Насчёт Гвидона и Алки – так и вышло. Она рано ушла спать, ни намёком не выразив охоты вступать с Гиви в межполовые отношения. Юлик же, дождавшись темноты и без особого труда заполучив в распоряжение партнёршу, ошибся в главном – недооценил самого себя и свои мужские умения. В самый ответственный момент, когда голые, с чёрными волосками, ноги решившейся Кишлянской, подрагивая, послушно разъехались в стороны и Юлик впервые в жизни так близко увидел в полутьме ещё никем не тронутую Фиркину розочку, с ним произошло то, о чём потом так не любят рассказывать мужчины, но зато с весёлым удовольствием обсуждают между собой опытные женщины. Юлик ощутил, как по голым ногам его стекает тёплый воск и как сам он конвульсивно дёргается то ли в приступе обуявшего его страха, то ли в порыве угарной страсти, вызвавшей преждевременное извержение из него этой липкой отвратительной жижицы, напоминающей густой рисовый отвар.
– Ты чего, Юль? – приподнявшись на локте, напряглась Фирка. – Чего случилось?
Он не ответил, а подхватив в ком одежду, погнал прочь из Прасковьиного амбара. Сначала просто на улицу, в никуда, потом – к глиняному оврагу. Там он натянул штаны, майку, сел на край земной расщелины, опустил ноги в мутную глиняную жижу и заплакал…
Утром пытался вести себя бодро, с ухмылкой, при этом Фирке в глаза смотреть избегал. Но уже успел просечь – позор его зафиксирован и принят к сведению женской общественностью. Понял по тому, как они переглядывались украдкой, Айнетдинова и Кишлянская. Не врубился лишь Гвидон, пребывая в полной уверенности в несокрушимой победе своего удачливого друга и радуясь открытию счета.
Через год Алка Айнетдинова убыла с семьей в эвакуацию, в Башкирию, и следы её затерялись.
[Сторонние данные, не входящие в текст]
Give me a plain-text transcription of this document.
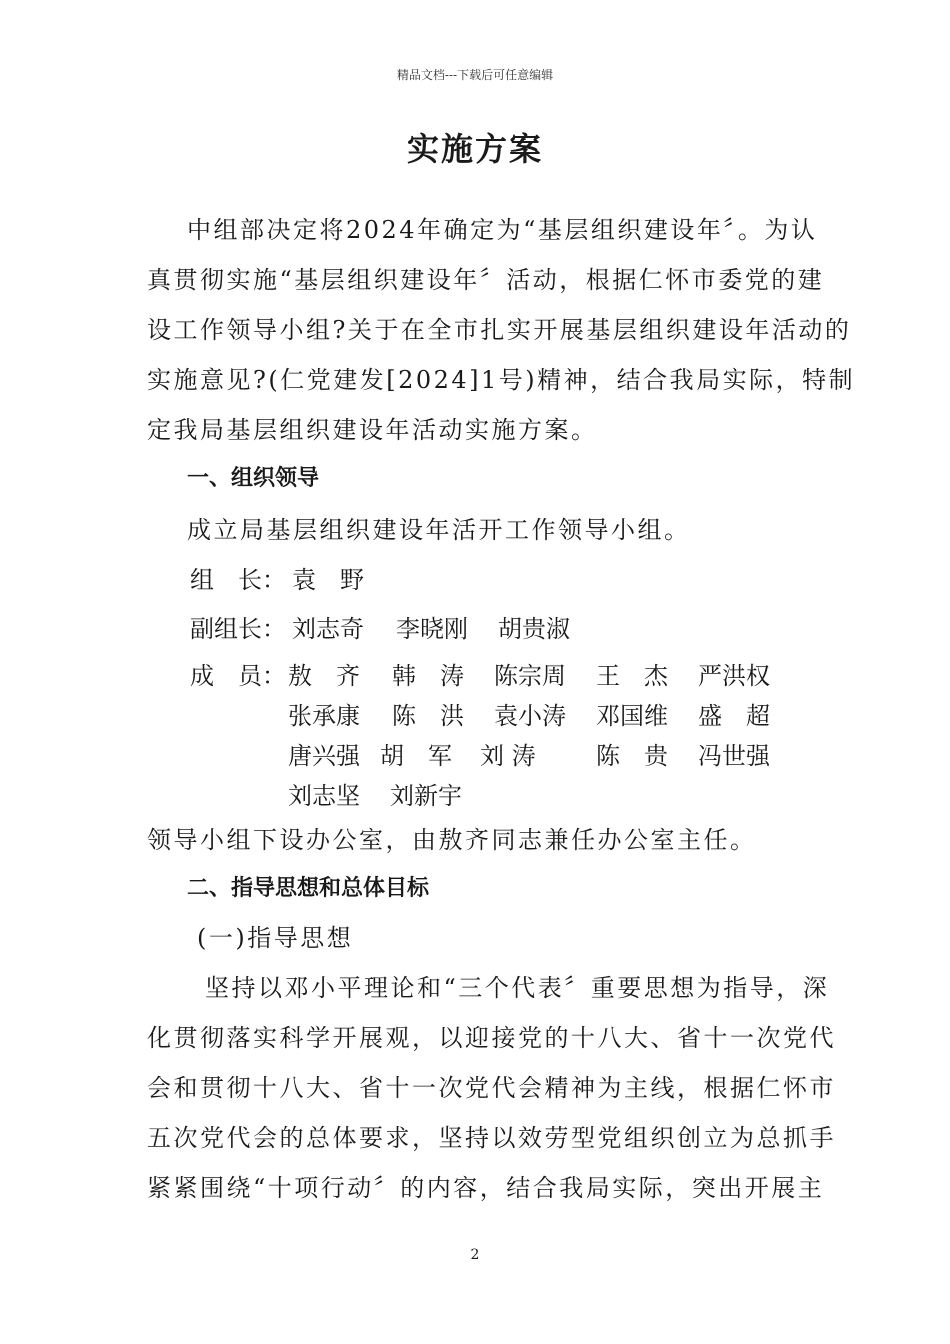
精品文档---下载后可任意编辑
实施方案
中组部决定将2024年确定为“基层组织建设年〞。为认
真贯彻实施“基层组织建设年〞活动，根据仁怀市委党的建
设工作领导小组?关于在全市扎实开展基层组织建设年活动的
实施意见?(仁党建发[2024]1号)精神，结合我局实际，特制
定我局基层组织建设年活动实施方案。
一、组织领导
成立局基层组织建设年活开工作领导小组。
组　长： 袁　野
副组长： 刘志奇 李晓刚 胡贵淑
成　员： 敖　齐 韩　涛 陈宗周 王　杰 严洪权
张承康 陈　洪 袁小涛 邓国维 盛　超
唐兴强 胡　军 刘 涛	陈　贵 冯世强
刘志坚 刘新宇
领导小组下设办公室，由敖齐同志兼任办公室主任。
二、指导思想和总体目标
(一)指导思想
坚持以邓小平理论和“三个代表〞重要思想为指导，深
化贯彻落实科学开展观，以迎接党的十八大、省十一次党代
会和贯彻十八大、省十一次党代会精神为主线，根据仁怀市
五次党代会的总体要求，坚持以效劳型党组织创立为总抓手
紧紧围绕“十项行动〞的内容，结合我局实际，突出开展主
2
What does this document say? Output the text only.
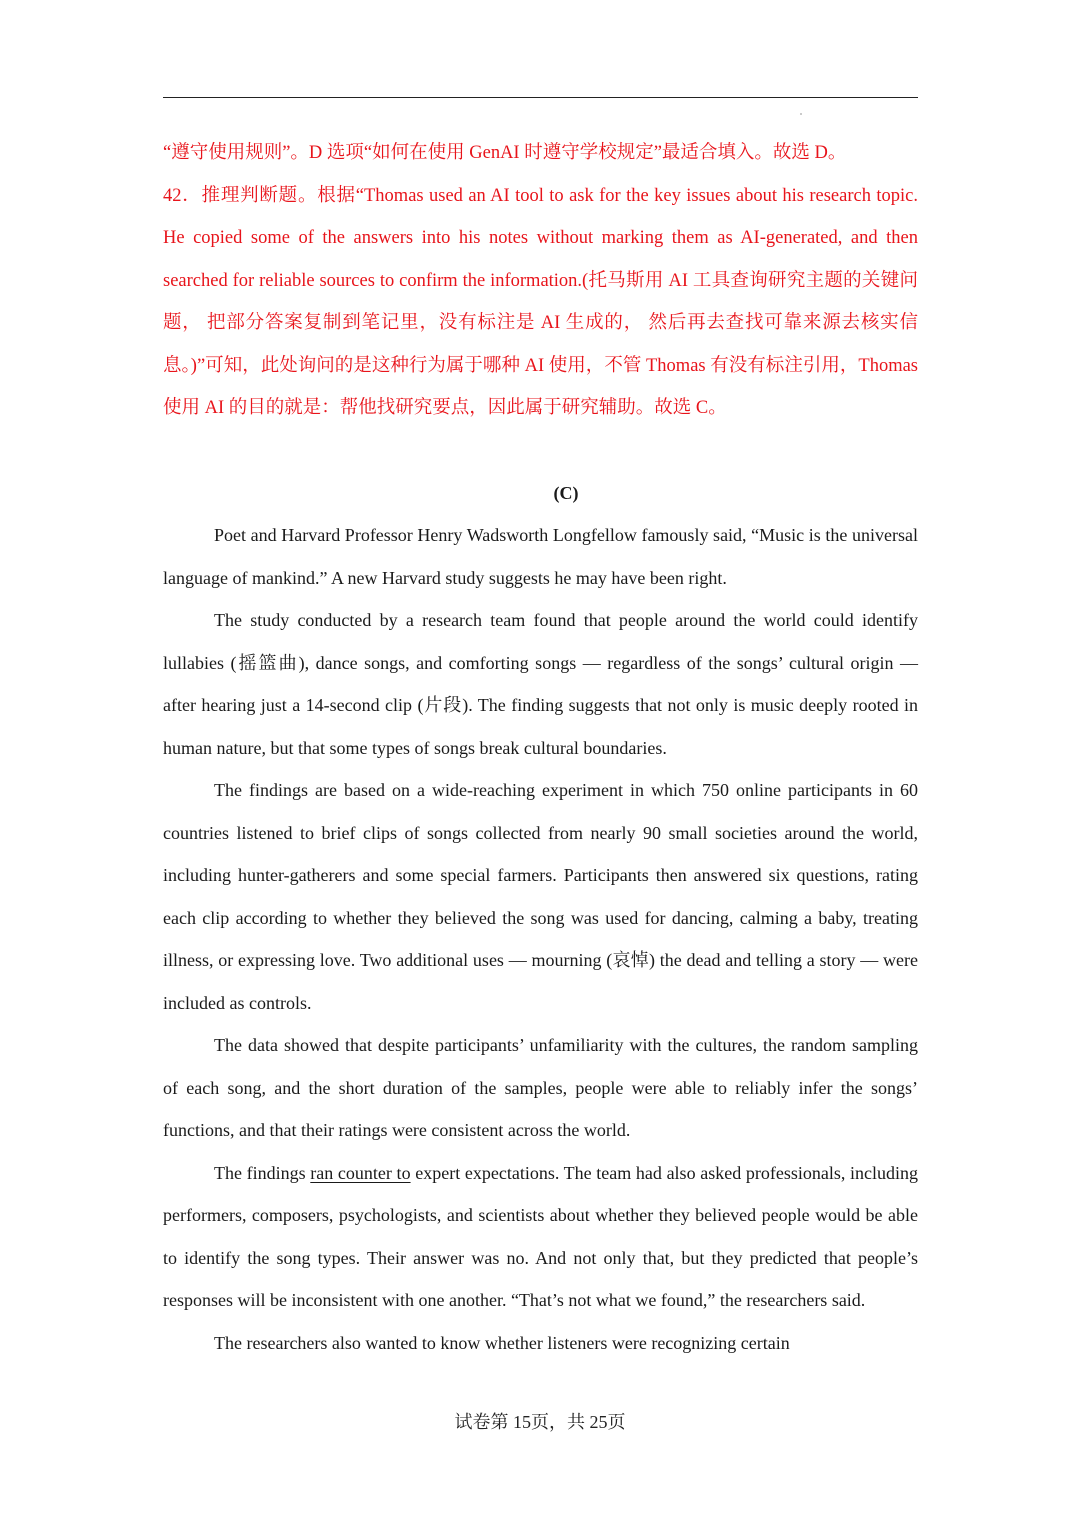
“遵守使用规则”。D 选项“如何在使用 GenAI 时遵守学校规定”最适合填入。故选 D。

42．推理判断题。根据“Thomas used an AI tool to ask for the key issues about his research topic. He copied some of the answers into his notes without marking them as AI-generated, and then searched for reliable sources to confirm the information.(托马斯用 AI 工具查询研究主题的关键问题， 把部分答案复制到笔记里，没有标注是 AI 生成的， 然后再去查找可靠来源去核实信息。)”可知，此处询问的是这种行为属于哪种 AI 使用，不管 Thomas 有没有标注引用，Thomas 使用 AI 的目的就是：帮他找研究要点，因此属于研究辅助。故选 C。

(C)

Poet and Harvard Professor Henry Wadsworth Longfellow famously said, “Music is the universal language of mankind.” A new Harvard study suggests he may have been right.

The study conducted by a research team found that people around the world could identify lullabies (摇篮曲), dance songs, and comforting songs — regardless of the songs’ cultural origin — after hearing just a 14-second clip (片段). The finding suggests that not only is music deeply rooted in human nature, but that some types of songs break cultural boundaries.

The findings are based on a wide-reaching experiment in which 750 online participants in 60 countries listened to brief clips of songs collected from nearly 90 small societies around the world, including hunter-gatherers and some special farmers. Participants then answered six questions, rating each clip according to whether they believed the song was used for dancing, calming a baby, treating illness, or expressing love. Two additional uses — mourning (哀悼) the dead and telling a story — were included as controls.

The data showed that despite participants’ unfamiliarity with the cultures, the random sampling of each song, and the short duration of the samples, people were able to reliably infer the songs’ functions, and that their ratings were consistent across the world.

The findings ran counter to expert expectations. The team had also asked professionals, including performers, composers, psychologists, and scientists about whether they believed people would be able to identify the song types. Their answer was no. And not only that, but they predicted that people’s responses will be inconsistent with one another. “That’s not what we found,” the researchers said.

The researchers also wanted to know whether listeners were recognizing certain

试卷第 15页，共 25页
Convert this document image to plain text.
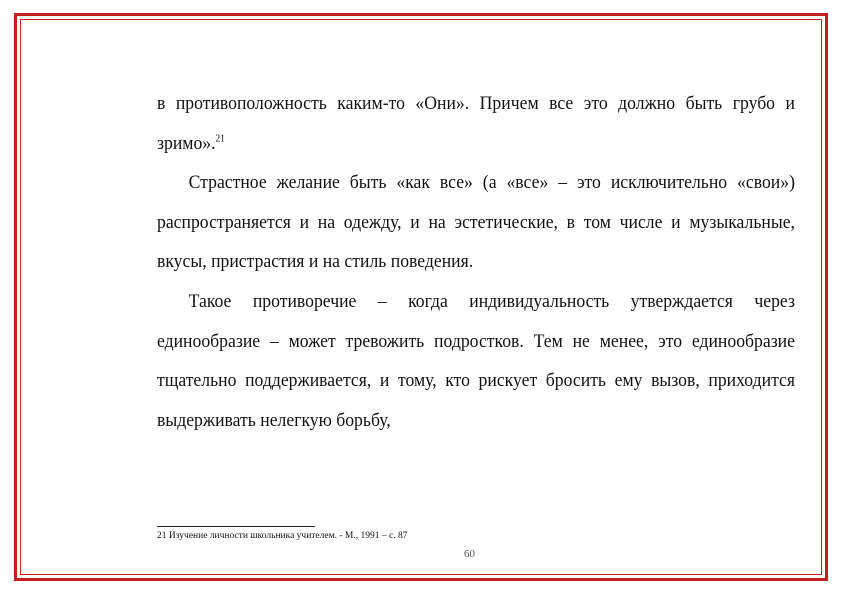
в противоположность каким-то «Они». Причем все это должно быть грубо и зримо».$^{21}$

Страстное желание быть «как все» (а «все» – это исключительно «свои») распространяется и на одежду, и на эстетические, в том числе и музыкальные, вкусы, пристрастия и на стиль поведения.

Такое противоречие – когда индивидуальность утверждается через единообразие – может тревожить подростков. Тем не менее, это единообразие тщательно поддерживается, и тому, кто рискует бросить ему вызов, приходится выдерживать нелегкую борьбу,

21 Изучение личности школьника учителем. - М., 1991 – с. 87
60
Поговаривали, вышла там замуж за местного продовольственного снабженца. А Эсфирь Кишлянская ушла добровольцем на фронт, медсестрой, и погибла, когда тащила на себе бойца из-под бомбёжки. Вместе с раненым её разорвало на части, так что и нечего было собирать. Узнав об этом уже потом, через год после войны, когда он вернулся домой и попытался найти кого-либо из однокашников, Юлик, ужаснувшийся поначалу от того, что ему пришлось узнать про Фирку, внезапно ужаснулся и от другого, ужаснулся сам себе, своему мерзкому и гадливому чувству облегчения из-за того, что свидетельства его прошлого позора больше нет.
Его прочие мужские победы, уже из действительных, из тех, что пришлись на военные годы, были многочисленны и по обыкновению носили кратковременный характер. Сначала была ротная санитарка Аня, таскавшая им спирт. Она и сама была не прочь дёрнуть глоток-другой и залечь по-быстрому с кем-нибудь, кто побойчей и помоложе. Таким оказался младший лейтенант Шварц, с новенькими знаками отличия на отложном воротнике, только прибывший из учебки прямо на фронт. С Аней он с первого же раза постарался расквитаться за незабытый ученический позор. Расквитался так, что санитарка начала подворовывать и лямзить спирт персонально для Юлика сверх всяких отпущенных норм, за что и поплатилась переводом в другой полк. Но пока длилась их связь, не по-военному неистовая и неуёмная, вверенный Шварцу сапёрный взвод, разогреваемый спиртом неугомонной Ани, показывал славные результаты, воюя немца каждый раз так, словно это был последний бой.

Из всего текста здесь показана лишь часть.